By Tom Steward | Watchdog Minnesota Bureau
MINNEAPOLIS — The relationship involving the Minnesota Orchestra and Twin Cities Music Union Local 30-73 is badly out of tune.
Can former U.S. Sen. George Mitchell help?
Mitchell isn’t a musician, nor does he play one on TV, yet the legendary special envoy to the Middle East and Northern Ireland has become entangled in a year-long labor lockout that’s proving to be as intractable as a Middle East minefield.
It’s the longest running labor dispute involving a major American symphony — ever.
“It’s a lockout which is far different than a strike,” said Blois Olson, spokesman for Twin Cities Music Union Local 30-73. “It’s a kind of a new dynamic in labor relations in America.”
It hardly fits the stereo-typical blue collar-management standoff, with these musicians accustomed to six-figure salaries, an orchestra and a high-brow audience.
Yet the 110-year-old Minnesota Orchestra faces the possibility of a second straight canceled concert season, a scratched November gig in Carnegie Hall and the threatened resignation of celebrated conductor Osmo Vanska, unless the deadlock is resolved by Sept. 30.
The dispute centers on a strategic restructuring of an orchestra with an endowment that took a 30 percent hit in the recession year of 2009, according to an outside orchestra audit. Despite administrative cuts and a wage freeze agreed to by the union, the orchestra insists operating deficits ballooned at unsustainable rates, even with a large private endowment, some $59 million at the end of fiscal 2012. That endowment, after fiscal 2008, was $93 million.

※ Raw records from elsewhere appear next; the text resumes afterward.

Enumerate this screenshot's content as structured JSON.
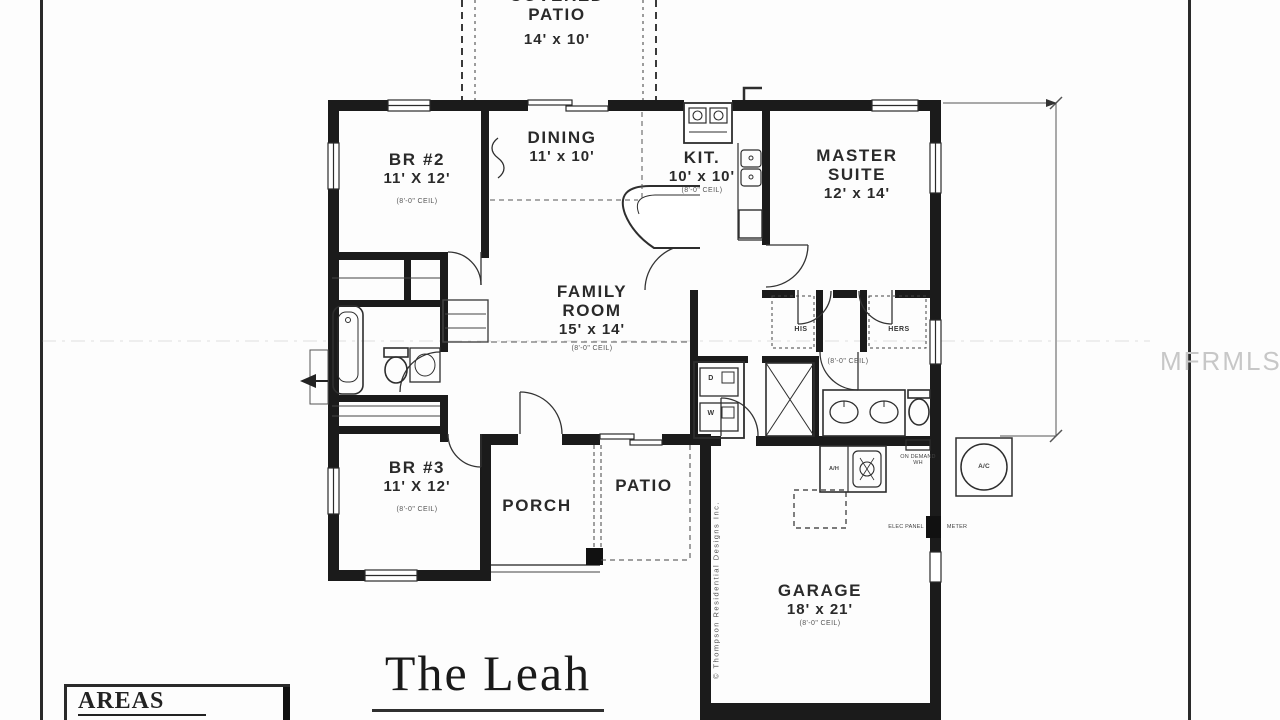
{
  "page": {
    "plan_title": "The Leah",
    "areas_heading": "AREAS",
    "watermark": "MFRMLS",
    "copyright_vertical": "© Thompson Residential Designs Inc."
  },
  "rooms": {
    "covered_patio": {
      "name_line1": "COVERED",
      "name_line2": "PATIO",
      "dims": "14' x 10'"
    },
    "br2": {
      "name": "BR #2",
      "dims": "11' X 12'",
      "ceil": "(8'-0\" CEIL)"
    },
    "dining": {
      "name": "DINING",
      "dims": "11' x 10'"
    },
    "kitchen": {
      "name": "KIT.",
      "dims": "10' x 10'",
      "ceil": "(8'-0\" CEIL)"
    },
    "master": {
      "name_line1": "MASTER",
      "name_line2": "SUITE",
      "dims": "12' x 14'"
    },
    "family": {
      "name_line1": "FAMILY",
      "name_line2": "ROOM",
      "dims": "15' x 14'",
      "ceil": "(8'-0\" CEIL)"
    },
    "br3": {
      "name": "BR #3",
      "dims": "11' X 12'",
      "ceil": "(8'-0\" CEIL)"
    },
    "porch": {
      "name": "PORCH"
    },
    "patio": {
      "name": "PATIO"
    },
    "garage": {
      "name": "GARAGE",
      "dims": "18' x 21'",
      "ceil": "(8'-0\" CEIL)"
    }
  },
  "labels": {
    "his": "HIS",
    "hers": "HERS",
    "dryer": "D",
    "washer": "W",
    "air_handler": "A/H",
    "ac_unit": "A/C",
    "water_heater_line1": "ON DEMAND",
    "water_heater_line2": "WH",
    "bath_ceil": "(8'-0\" CEIL)",
    "elec_panel": "ELEC PANEL",
    "elec_meter": "METER"
  },
  "colors": {
    "wall": "#1b1b1b",
    "paper": "#fdfdfd",
    "watermark": "#c7c7c7"
  }
}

After it was locked out in October, the union doubled down and refused to bargain. It claimed base salaries “would plummet, overnight, to a figure that, adjusted for inflation, equates to what our musicians were earning in 1983.”
At the same time, the orchestra was staging a $50 million renovation of its concert hall, a mix of private fundraising and $14 million in state bonding. Legislators demanded a state review of the orchestra’s testimony requesting state support for the renovation and the use of public money, as the union ratcheted up the pressure.
“Since the lockout began, every major league American orchestra that has settled a contract has done so with modest wage increases or freezes for their musicians,” said Olson. “So clearly this is not a national problem. It is an issue of local dynamics.”
The Office of the Legislative Auditor cleared the orchestra’s testimony and use of state bonding and operating funds from the Minnesota State Arts Board through 2012. But the orchestra voluntarily returned nearly $960,000 in state arts operating funds amid questions about taxpayer funding in a year of blacked-out concerts.
The much-anticipated renovation of Orchestra Hall unveiled in Minneapolis last week received rave reviews from the media. It features a sparkling new glass front lobby and atrium, granite floors, a dramatic terrace and rehearsal and meeting space — plus an empty house and stage.
Over the weekend the two parties returned to the negotiating table in Washington, D.C. The two sides do not yet appear to be playing from the same sheet of music, even with Mitchell serving as guest conductor.
“We are encouraged that management decided to return to the Mitchell process in the past few days,” said Olson. “We’re still a long way away, but we’re going to work around the clock to try to find a solution.”
A recent offer — less of a pay-cut than an earlier proposal — would guarantee an annual average salary of $102,000 per musician for a two-year contract, total average compensation of $135,000 and 10 weeks paid vacation, according to the orchestra. Even so, management claims the symphony would still incur a $1.1 million annual deficit in its $31.5 million annual budget. The terms now being discussed have not been disclosed publicly.
“We are continuing conversations with the mediator and are cautiously hopeful as we await a response from the Union on the board’s third proposal,” says the orchestra’s latest statement. “We are keeping Carnegie Hall apprised of the unfolding situation and appreciate their patience.”
It may not be Carnegie Hall, but the musicians just announced a self-produced series of fall concerts to be held at the University of Minnesota. Tickets are already on sale for Beethoven, Mozart and Stravinsky’s “The Firebird.”